After suffering a great personal loss, 25-year-old Theodore Roosevelt abandons New York for the wild frontier. In the lawless Dakota Badlands, he establishes the sprawling Elkhorn Ranch and attempts to remake himself into a cattleman.
Theodore Roosevelt's newly built Elkhorn Ranch is threatened by a powerful neighbor who attempts an underhanded land grab. To save his ranch, Roosevelt must confront his neighbor, the Marquis de Morés, and his beguiling wife, Medora.
Theodore Roosevelt's efforts to become a cattleman are jeopardized when a neighboring rancher accuses his men of rustling cattle. To save Elkhorn's reputation, Roosevelt and his men must capture the thief and return the stolen livestock.
After Theodore Roosevelt's new horses are stolen, he joins a posse of vigilantes to hunt down the thieves. When they capture a lone outcast who swears his innocence, Roosevelt learns firsthand that frontier justice isn't always just.

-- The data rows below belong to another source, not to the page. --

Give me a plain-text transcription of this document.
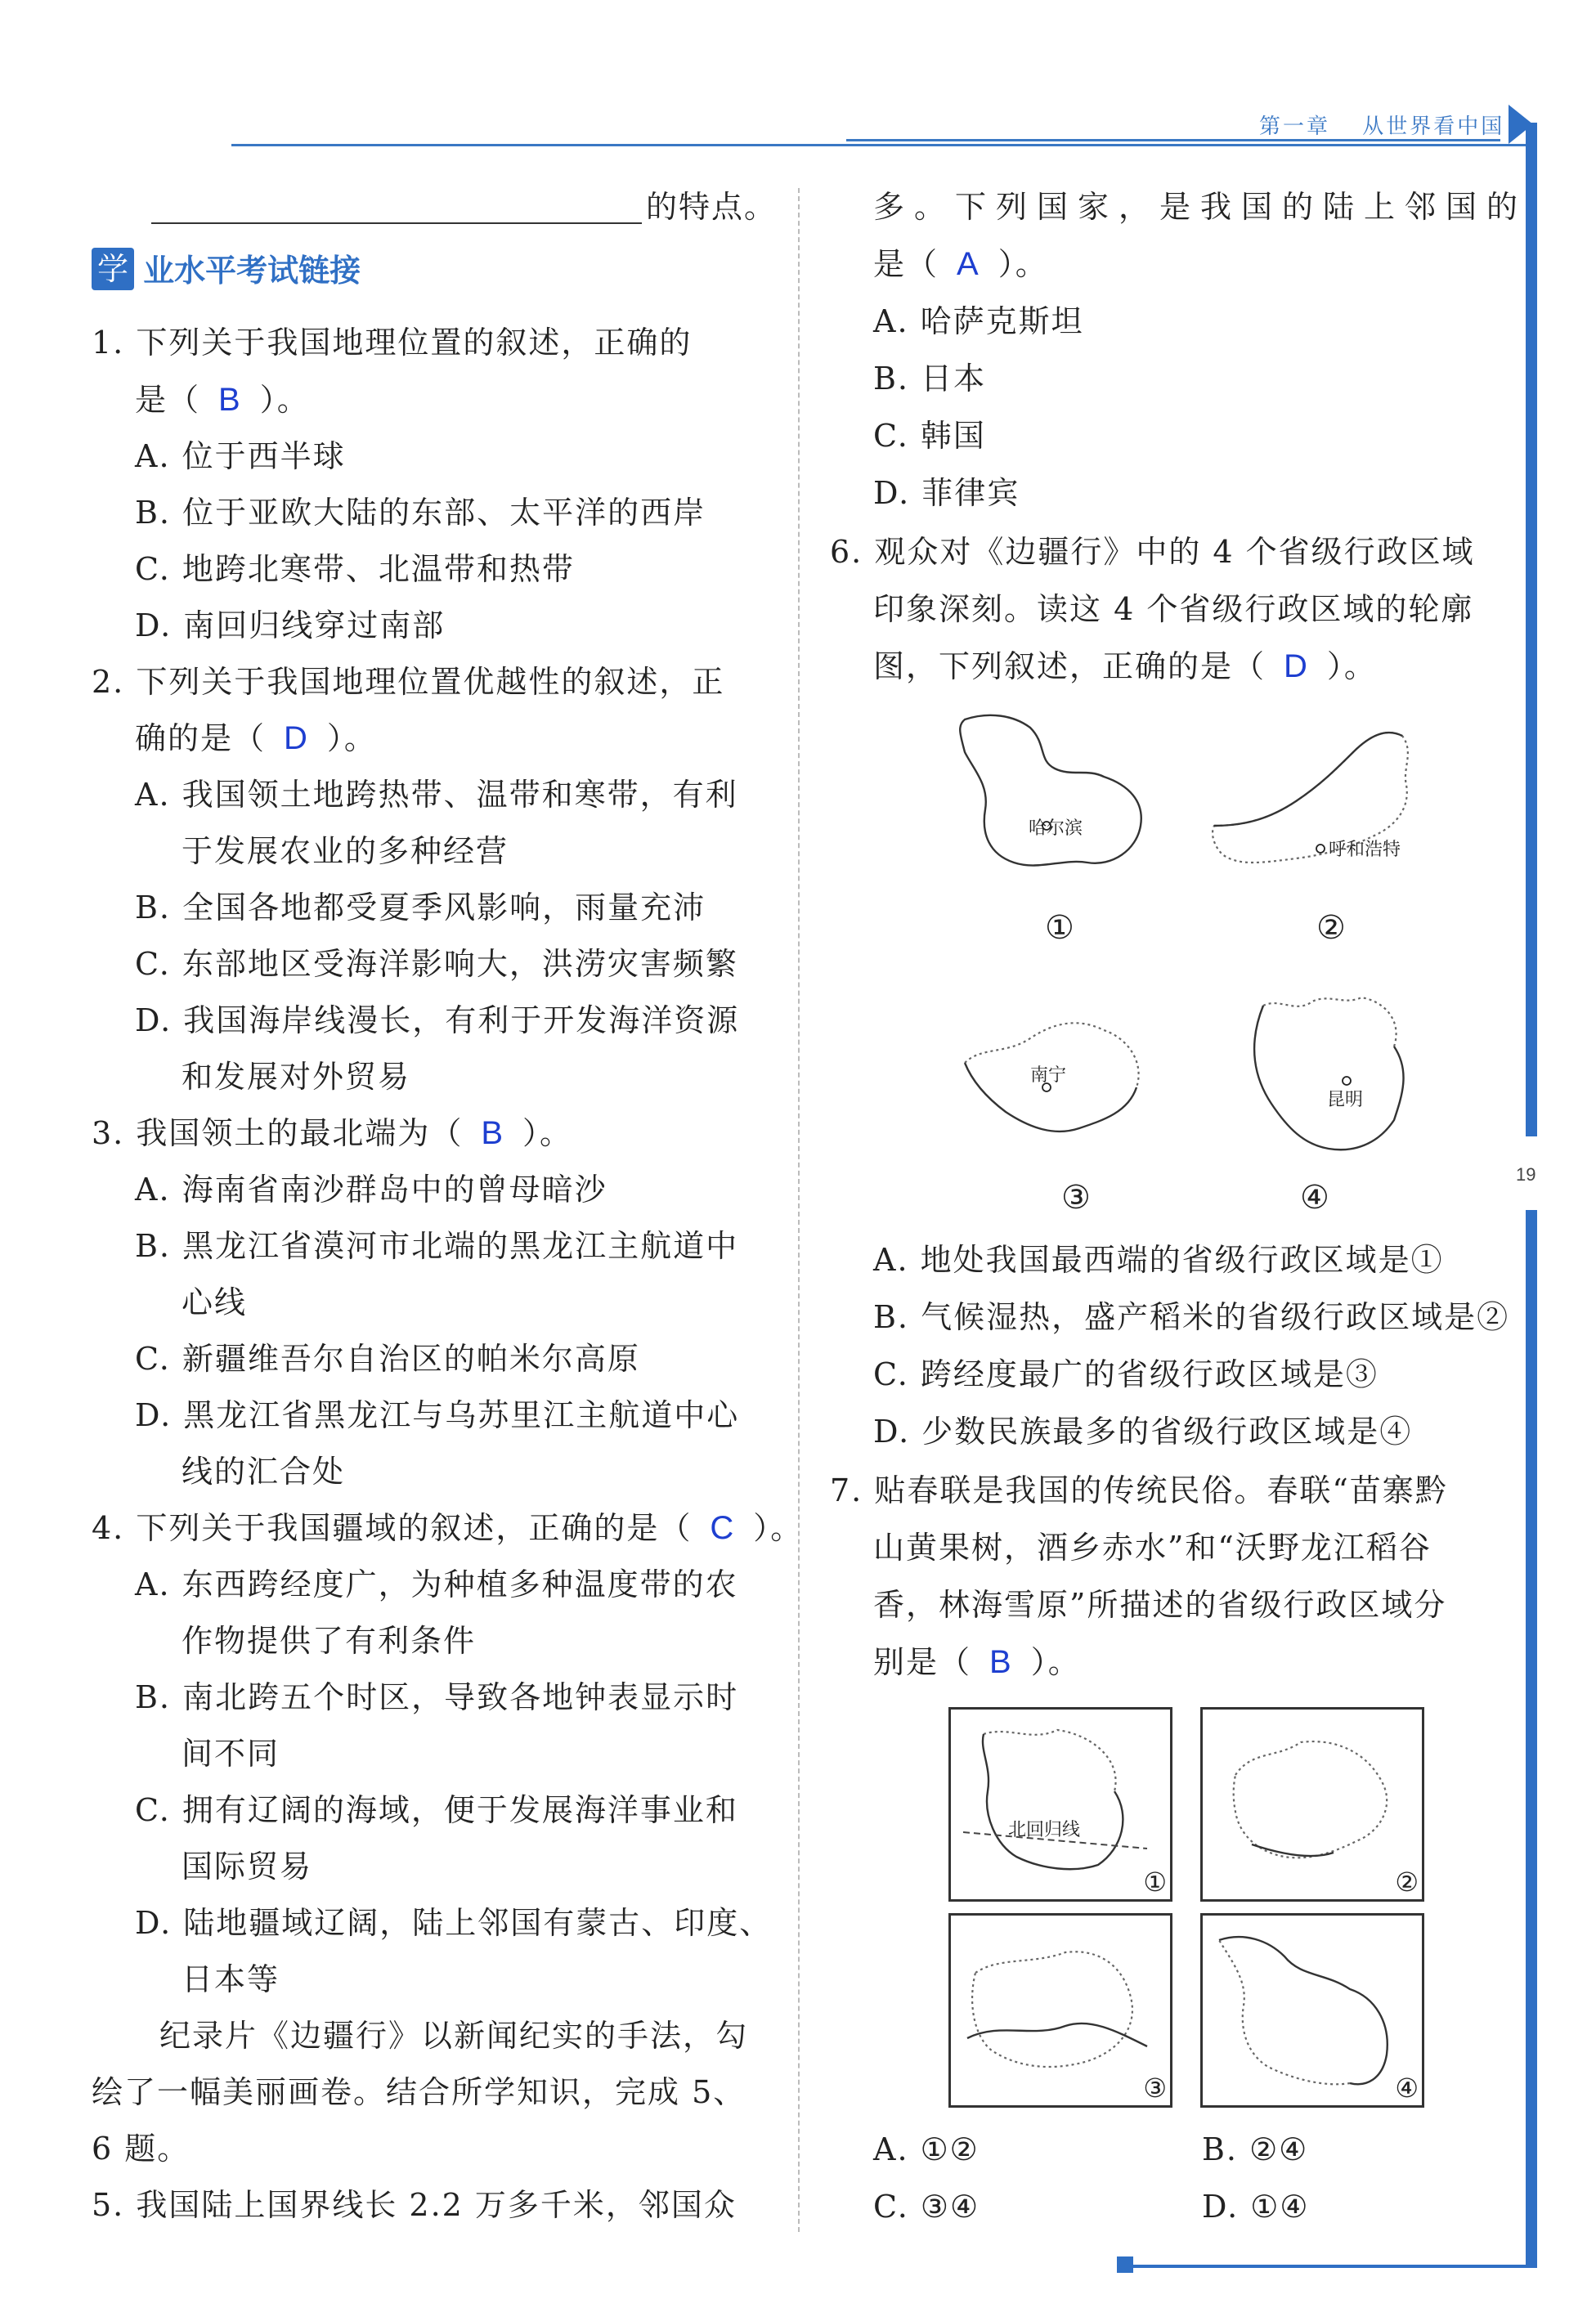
第一章 从世界看中国
19
的特点。
学 业水平考试链接
1. 下列关于我国地理位置的叙述，正确的
是（ B ）。
A. 位于西半球
B. 位于亚欧大陆的东部、太平洋的西岸
C. 地跨北寒带、北温带和热带
D. 南回归线穿过南部
2. 下列关于我国地理位置优越性的叙述，正
确的是（ D ）。
A. 我国领土地跨热带、温带和寒带，有利
于发展农业的多种经营
B. 全国各地都受夏季风影响，雨量充沛
C. 东部地区受海洋影响大，洪涝灾害频繁
D. 我国海岸线漫长，有利于开发海洋资源
和发展对外贸易
3. 我国领土的最北端为（ B ）。
A. 海南省南沙群岛中的曾母暗沙
B. 黑龙江省漠河市北端的黑龙江主航道中
心线
C. 新疆维吾尔自治区的帕米尔高原
D. 黑龙江省黑龙江与乌苏里江主航道中心
线的汇合处
4. 下列关于我国疆域的叙述，正确的是（ C ）。
A. 东西跨经度广，为种植多种温度带的农
作物提供了有利条件
B. 南北跨五个时区，导致各地钟表显示时
间不同
C. 拥有辽阔的海域，便于发展海洋事业和
国际贸易
D. 陆地疆域辽阔，陆上邻国有蒙古、印度、
日本等
纪录片《边疆行》以新闻纪实的手法，勾
绘了一幅美丽画卷。结合所学知识，完成 5、
6 题。
5. 我国陆上国界线长 2.2 万多千米，邻国众
多。下列国家，是我国的陆上邻国的
是（ A ）。
A. 哈萨克斯坦
B. 日本
C. 韩国
D. 菲律宾
6. 观众对《边疆行》中的 4 个省级行政区域
印象深刻。读这 4 个省级行政区域的轮廓
图，下列叙述，正确的是（ D ）。
哈尔滨
呼和浩特
①	②
南宁
昆明
③	④
A. 地处我国最西端的省级行政区域是①
B. 气候湿热，盛产稻米的省级行政区域是②
C. 跨经度最广的省级行政区域是③
D. 少数民族最多的省级行政区域是④
7. 贴春联是我国的传统民俗。春联“苗寨黔
山黄果树，酒乡赤水”和“沃野龙江稻谷
香，林海雪原”所描述的省级行政区域分
别是（ B ）。
北回归线
①	②
③	④
A. ①②	B. ②④
C. ③④	D. ①④
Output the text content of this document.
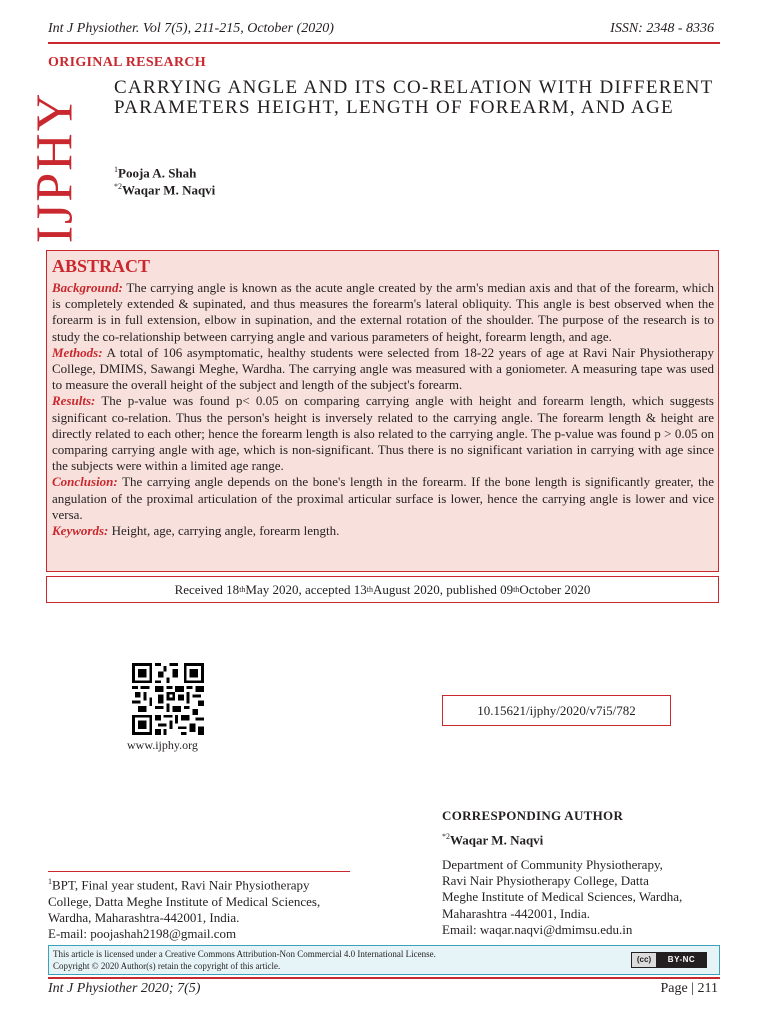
Int J Physiother. Vol 7(5), 211-215, October (2020)	ISSN: 2348 - 8336
ORIGINAL RESEARCH
IJPHY
CARRYING ANGLE AND ITS CO-RELATION WITH DIFFERENT
PARAMETERS HEIGHT, LENGTH OF FOREARM, AND AGE
$^1$Pooja A. Shah
$^{*2}$Waqar M. Naqvi
ABSTRACT

Background: The carrying angle is known as the acute angle created by the arm's median axis and that of the forearm, which is completely extended & supinated, and thus measures the forearm's lateral obliquity. This angle is best observed when the forearm is in full extension, elbow in supination, and the external rotation of the shoulder. The purpose of the research is to study the co-relationship between carrying angle and various parameters of height, forearm length, and age.

Methods: A total of 106 asymptomatic, healthy students were selected from 18-22 years of age at Ravi Nair Physiotherapy College, DMIMS, Sawangi Meghe, Wardha. The carrying angle was measured with a goniometer. A measuring tape was used to measure the overall height of the subject and length of the subject's forearm.

Results: The p-value was found p< 0.05 on comparing carrying angle with height and forearm length, which suggests significant co-relation. Thus the person's height is inversely related to the carrying angle. The forearm length & height are directly related to each other; hence the forearm length is also related to the carrying angle. The p-value was found p > 0.05 on comparing carrying angle with age, which is non-significant. Thus there is no significant variation in carrying with age since the subjects were within a limited age range.

Conclusion: The carrying angle depends on the bone's length in the forearm. If the bone length is significantly greater, the angulation of the proximal articulation of the proximal articular surface is lower, hence the carrying angle is lower and vice versa.

Keywords: Height, age, carrying angle, forearm length.

Received 18 th May 2020, accepted 13 th August 2020, published 09 th October 2020
www.ijphy.org
10.15621/ijphy/2020/v7i5/782
CORRESPONDING AUTHOR
$^{*2}$Waqar M. Naqvi
Department of Community Physiotherapy,
Ravi Nair Physiotherapy College, Datta
Meghe Institute of Medical Sciences, Wardha,
Maharashtra -442001, India.
Email: waqar.naqvi@dmimsu.edu.in
$^1$BPT, Final year student, Ravi Nair Physiotherapy
College, Datta Meghe Institute of Medical Sciences,
Wardha, Maharashtra-442001, India.
E-mail: poojashah2198@gmail.com
This article is licensed under a Creative Commons Attribution-Non Commercial 4.0 International License.
Copyright © 2020 Author(s) retain the copyright of this article.
(cc)	BY-NC
Int J Physiother 2020; 7(5)	Page | 211
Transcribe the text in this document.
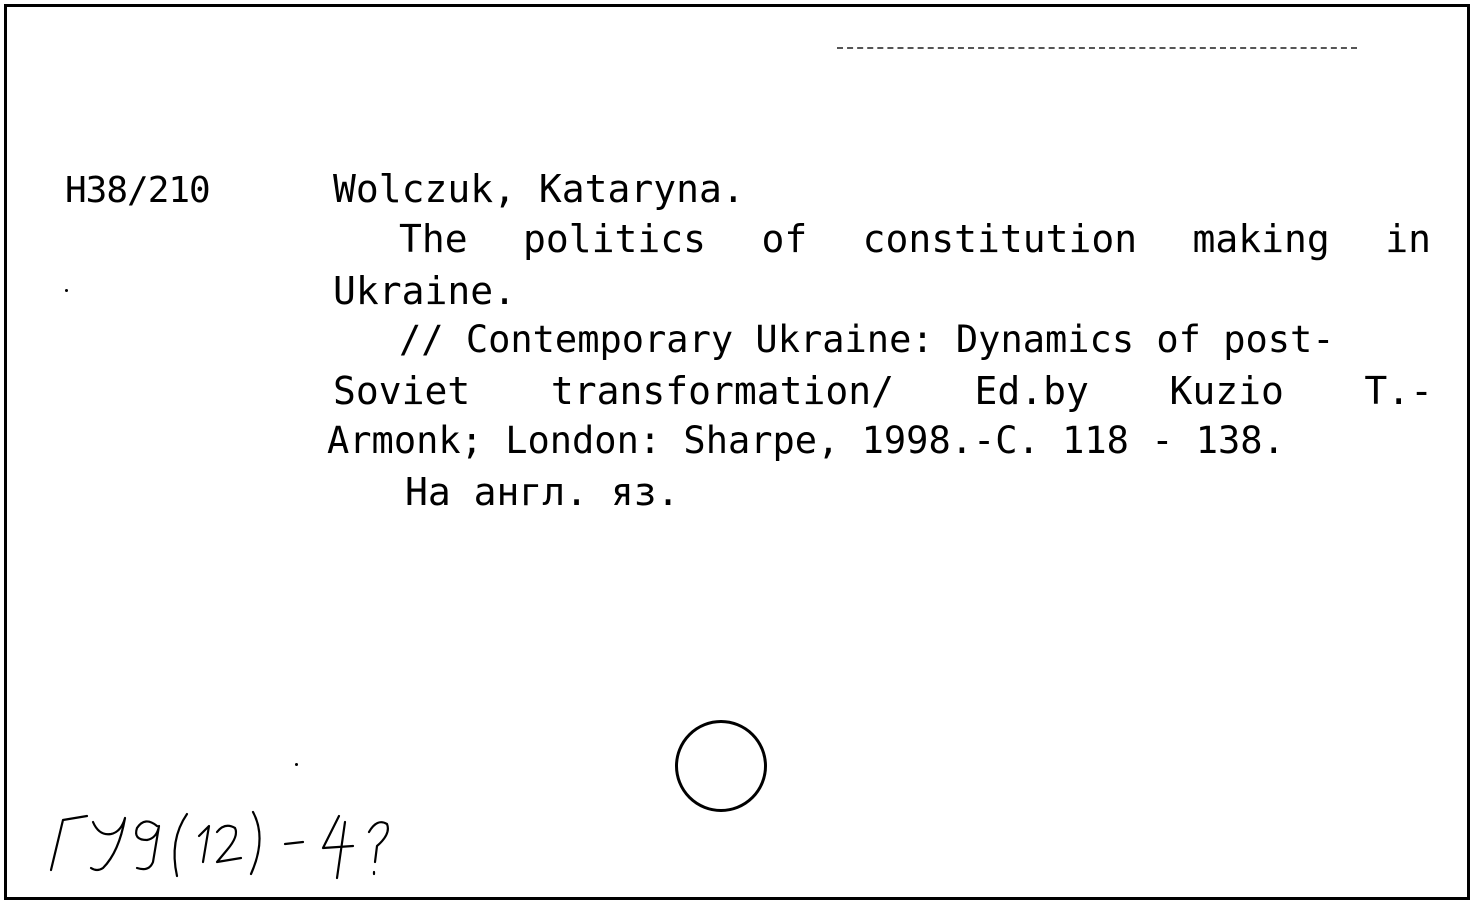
Н38/210	Wolczuk, Kataryna.
The politics of constitution making in
Ukraine.
// Contemporary Ukraine: Dynamics of post-
Soviet transformation/ Ed.by Kuzio T.-
Armonk; London: Sharpe, 1998.-С. 118 - 138.
На англ. яз.
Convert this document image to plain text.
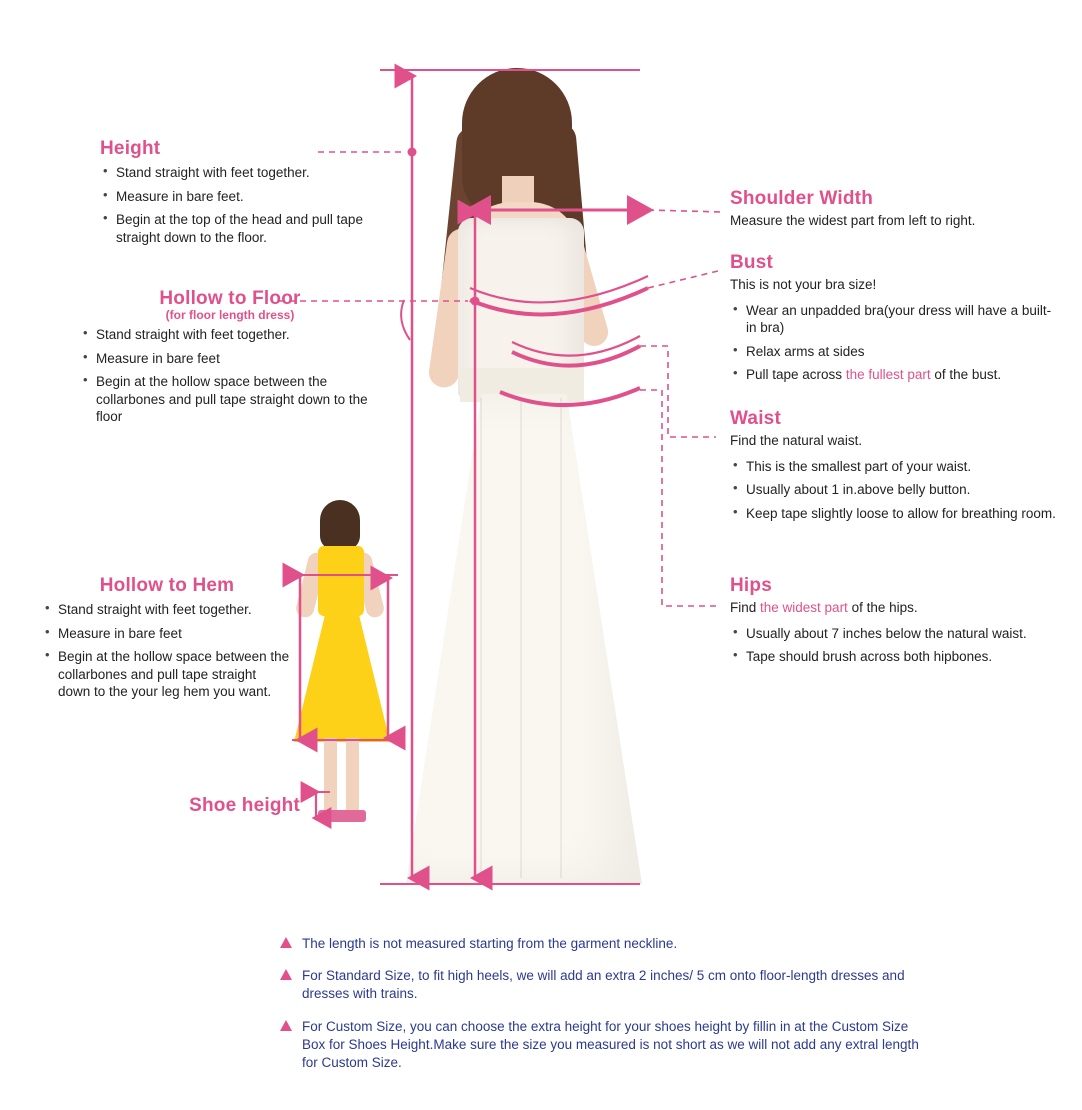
Height
• Stand straight with feet together.
• Measure in bare feet.
• Begin at the top of the head and pull tape straight down to the floor.
Hollow to Floor
(for floor length dress)
• Stand straight with feet together.
• Measure in bare feet
• Begin at the hollow space between the collarbones and pull tape straight down to the floor
Hollow to Hem
• Stand straight with feet together.
• Measure in bare feet
• Begin at the hollow space between the collarbones and pull tape straight down to the your leg hem you want.
Shoe height
Shoulder Width
Measure the widest part from left to right.
Bust
This is not your bra size!
• Wear an unpadded bra(your dress will have a built-in bra)
• Relax arms at sides
• Pull tape across the fullest part of the bust.
Waist
Find the natural waist.
• This is the smallest part of your waist.
• Usually about 1 in.above belly button.
• Keep tape slightly loose to allow for breathing room.
Hips
Find the widest part of the hips.
• Usually about 7 inches below the natural waist.
• Tape should brush across both hipbones.
The length is not measured starting from the garment neckline.
For Standard Size, to fit high heels, we will add an extra 2 inches/ 5 cm onto floor-length dresses and dresses with trains.
For Custom Size, you can choose the extra height for your shoes height by fillin in at the Custom Size Box for Shoes Height.Make sure the size you measured is not short as we will not add any extral length for Custom Size.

Just as Theodore Roosevelt is finally getting his cattle operation up and running at Elkhorn Ranch, his health takes a turn for the worse, and his trusted ranch manager must race to a Sioux village to find a cure before it's too late.
Looking for a distraction from his tasks at Elkhorn Ranch, Theodore Roosevelt decides a hunting expedition to the Bighorn Mountains of Wyoming might settle his mind, but he soon finds himself face to face with a man-eating grizzly bear.